You think that’s bad, I started this page at the bottom and worked my way up, so I saw your post before AnimistDragon’s. Out of context, you can probably guess what I thought “bfing” stood for… :eek:
I did the same exact thing! I read it the same way I do with magazines, I read the posts backwards. I had to do a double take and see what that was all about.
Well, my friened lived in Seattle for two years. While there, she made friends with a woman who had 3 children, and while breastfeeding, actually had orgasms.
This made my friend decide that she would never breastfeed her child. Because, “that’s just sick.”
Yeah. She’s preggers now.
You have got to be kidding me. I breastfed two kids and never even had a twinkle.
That chick was a strange one, please tell your friend that it was a one-in-a-million thing.
WHY do I keep reading this thread?!
Must. Stop…
Well OK, three dares and I’m anybody’s…
Spoiler box for the easily (or even not so easily) offended:
[spoiler]How do you know if your sister’s having her period?
Your dad’s cock tastes of blood.[/spoiler]Eeeuw!
Ack ack ack.
Bleach in eyes. Bleach in brain.
Why? Why do I do that to myself??
Arghhahalajaldkfjad;lfj!
Not incest, but equally wrong:
There once was a man who wanted to go fishing so he asked his wife if she wanted to go fishing or not and she said NO. So the man said you can either go fishing, take it annal, or give him a blow job. He told her to think about it while he put the dog in the truck. When he came back she said she would give him a blow job. So she did five minutes later she stops and said this tastes like shit. And he said the dog didnt want to go fishing either.
Am I really going to be the first to post this???
Reminds me of “I’m My Own Grandpa”
“Many, many years ago, when I was twenty-three,
I was married to a widow who was pretty as could be
this widow had a grown-up daughter who had hair of red.
my father fell in love with her, and soon they too were wed.”
And etcetera, etcetera…
Here’s a link.
When your state has a small community of blue people… well :chuckle: I guess you just walk right into those sorts of jokes.
That would be the famous Hatfield-McCoy feud. A link.
It gave us this famous picture.
From memory of the end of a History Channel documentary, originally there were no guns in that picture. They were good, regular folk who only used guns because you needed it to kill wild animals. But the photographer (newspaper I believe) them they didn’t look like the picture was real at all, so he had the family go home and get their guns and come back for the picture. It didn’t help the image.
Deliverence didn’t either.
Third post in a row, I know…
I just read the jokes. Eww. Ewww. Heh heh. Ewwwww!!!
Morbid curiosity.
I did tell my friend that it was a completely freak occurance. My mom, who’s been working in OB for about 25 years has heard of it, but never met a woman who’s had it happened. I told my friend that. But, apparently, the idea that she may fall into the one of 1,000 (or whatever it is, I have no idea) was just too much for her.

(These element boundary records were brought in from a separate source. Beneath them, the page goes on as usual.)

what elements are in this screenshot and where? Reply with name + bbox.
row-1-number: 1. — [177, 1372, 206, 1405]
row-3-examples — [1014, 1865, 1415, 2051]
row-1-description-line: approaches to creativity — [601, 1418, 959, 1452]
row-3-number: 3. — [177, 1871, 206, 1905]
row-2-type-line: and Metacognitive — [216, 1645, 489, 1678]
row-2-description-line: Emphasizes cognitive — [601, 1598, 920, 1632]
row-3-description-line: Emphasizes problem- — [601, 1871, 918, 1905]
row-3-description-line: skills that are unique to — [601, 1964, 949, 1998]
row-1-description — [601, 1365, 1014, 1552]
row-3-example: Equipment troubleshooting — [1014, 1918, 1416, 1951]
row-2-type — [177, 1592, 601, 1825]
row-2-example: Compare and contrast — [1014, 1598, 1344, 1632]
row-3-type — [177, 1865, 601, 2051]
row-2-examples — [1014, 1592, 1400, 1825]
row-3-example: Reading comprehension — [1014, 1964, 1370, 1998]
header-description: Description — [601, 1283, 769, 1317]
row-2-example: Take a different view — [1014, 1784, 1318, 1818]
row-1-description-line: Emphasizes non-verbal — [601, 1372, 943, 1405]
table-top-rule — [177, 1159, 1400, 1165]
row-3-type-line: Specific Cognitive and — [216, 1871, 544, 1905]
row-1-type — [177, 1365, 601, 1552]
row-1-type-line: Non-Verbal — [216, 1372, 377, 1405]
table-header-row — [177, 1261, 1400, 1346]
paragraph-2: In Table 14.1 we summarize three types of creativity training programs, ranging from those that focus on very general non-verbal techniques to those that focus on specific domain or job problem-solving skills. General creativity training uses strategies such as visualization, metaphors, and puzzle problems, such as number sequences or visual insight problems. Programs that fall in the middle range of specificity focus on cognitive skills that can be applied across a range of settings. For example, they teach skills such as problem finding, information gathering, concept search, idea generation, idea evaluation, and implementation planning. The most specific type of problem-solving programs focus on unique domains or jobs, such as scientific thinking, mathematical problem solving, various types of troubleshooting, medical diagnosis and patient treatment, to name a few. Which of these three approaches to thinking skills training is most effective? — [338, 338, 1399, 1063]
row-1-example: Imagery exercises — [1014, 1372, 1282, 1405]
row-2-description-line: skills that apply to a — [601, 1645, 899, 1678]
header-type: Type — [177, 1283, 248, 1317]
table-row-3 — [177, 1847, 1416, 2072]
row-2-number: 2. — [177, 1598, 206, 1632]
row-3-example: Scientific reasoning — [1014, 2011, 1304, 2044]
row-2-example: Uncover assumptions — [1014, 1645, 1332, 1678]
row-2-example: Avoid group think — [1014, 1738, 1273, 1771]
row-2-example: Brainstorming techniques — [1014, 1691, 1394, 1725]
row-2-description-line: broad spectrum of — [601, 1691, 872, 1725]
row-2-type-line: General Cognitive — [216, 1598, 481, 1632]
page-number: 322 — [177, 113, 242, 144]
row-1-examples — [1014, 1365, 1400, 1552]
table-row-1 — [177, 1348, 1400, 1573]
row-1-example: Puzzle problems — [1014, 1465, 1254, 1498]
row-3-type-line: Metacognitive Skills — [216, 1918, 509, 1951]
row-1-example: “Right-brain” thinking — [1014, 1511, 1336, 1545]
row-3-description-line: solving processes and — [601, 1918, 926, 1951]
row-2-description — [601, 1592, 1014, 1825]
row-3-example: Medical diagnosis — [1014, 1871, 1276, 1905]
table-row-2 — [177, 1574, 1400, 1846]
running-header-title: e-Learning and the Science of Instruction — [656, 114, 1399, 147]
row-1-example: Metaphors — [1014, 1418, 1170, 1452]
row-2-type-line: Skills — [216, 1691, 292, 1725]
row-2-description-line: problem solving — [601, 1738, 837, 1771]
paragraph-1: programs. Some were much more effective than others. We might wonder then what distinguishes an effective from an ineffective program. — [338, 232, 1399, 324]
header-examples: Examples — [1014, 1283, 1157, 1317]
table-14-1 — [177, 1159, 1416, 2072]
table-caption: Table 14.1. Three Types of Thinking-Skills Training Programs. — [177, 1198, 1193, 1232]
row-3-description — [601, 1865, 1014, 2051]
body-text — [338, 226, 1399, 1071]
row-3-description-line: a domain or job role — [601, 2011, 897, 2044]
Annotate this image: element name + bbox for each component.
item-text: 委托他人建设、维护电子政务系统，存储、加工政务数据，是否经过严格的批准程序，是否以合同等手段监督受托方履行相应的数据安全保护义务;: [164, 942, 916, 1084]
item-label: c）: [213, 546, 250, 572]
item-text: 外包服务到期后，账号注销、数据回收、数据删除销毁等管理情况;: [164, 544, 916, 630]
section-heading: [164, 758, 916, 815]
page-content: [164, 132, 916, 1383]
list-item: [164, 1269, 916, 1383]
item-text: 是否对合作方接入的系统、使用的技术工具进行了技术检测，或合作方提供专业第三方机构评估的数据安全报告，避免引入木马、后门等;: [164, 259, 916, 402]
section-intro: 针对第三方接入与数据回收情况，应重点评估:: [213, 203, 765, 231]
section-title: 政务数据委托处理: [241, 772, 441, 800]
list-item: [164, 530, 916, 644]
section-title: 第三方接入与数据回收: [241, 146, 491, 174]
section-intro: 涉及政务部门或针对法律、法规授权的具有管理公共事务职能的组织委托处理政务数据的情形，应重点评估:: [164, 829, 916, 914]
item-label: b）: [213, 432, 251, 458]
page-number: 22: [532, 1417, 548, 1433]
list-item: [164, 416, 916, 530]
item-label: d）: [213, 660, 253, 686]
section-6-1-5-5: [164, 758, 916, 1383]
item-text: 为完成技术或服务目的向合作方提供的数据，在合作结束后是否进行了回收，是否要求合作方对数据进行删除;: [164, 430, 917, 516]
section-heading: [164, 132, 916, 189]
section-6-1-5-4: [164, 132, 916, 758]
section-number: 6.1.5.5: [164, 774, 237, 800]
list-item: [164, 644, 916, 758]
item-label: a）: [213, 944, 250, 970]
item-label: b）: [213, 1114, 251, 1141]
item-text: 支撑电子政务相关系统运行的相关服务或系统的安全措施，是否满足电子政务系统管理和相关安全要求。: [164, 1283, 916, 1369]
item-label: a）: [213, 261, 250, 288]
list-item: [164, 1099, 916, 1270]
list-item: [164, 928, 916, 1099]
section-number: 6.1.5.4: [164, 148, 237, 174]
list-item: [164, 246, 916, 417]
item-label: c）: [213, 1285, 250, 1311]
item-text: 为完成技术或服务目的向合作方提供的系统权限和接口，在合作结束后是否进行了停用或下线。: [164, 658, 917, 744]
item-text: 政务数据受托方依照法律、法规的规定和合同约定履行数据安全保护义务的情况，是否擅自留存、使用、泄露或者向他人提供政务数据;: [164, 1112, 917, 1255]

I mean, maybe if you were one of those women who would get off simply by your SO suckinging your nipples . . . if so, I figure you might have a 25% chance, since Breastfeeding doesn’t have that sexual excitement, or whatever.
I dunno. Strange people.
5 minutes later!!! :eek:
What’s the 80’s movie with Jodie Foster where she has sex with her bother? I think it’s “The Hotel New Hampshire”.
Wouldn’t anonymous poll might work better for this kinda question?
I share an apartment with my twin sister.
I cannot transcribe the girlish shriek of horror and revulsion this thread elicited from me, but it made her laugh at me until I told her what had inspired it.
Given the age of this thread, I’m closing it.
Colibri
ETA: This thread was revived by a troll. He has been banned and his posts have been deleted.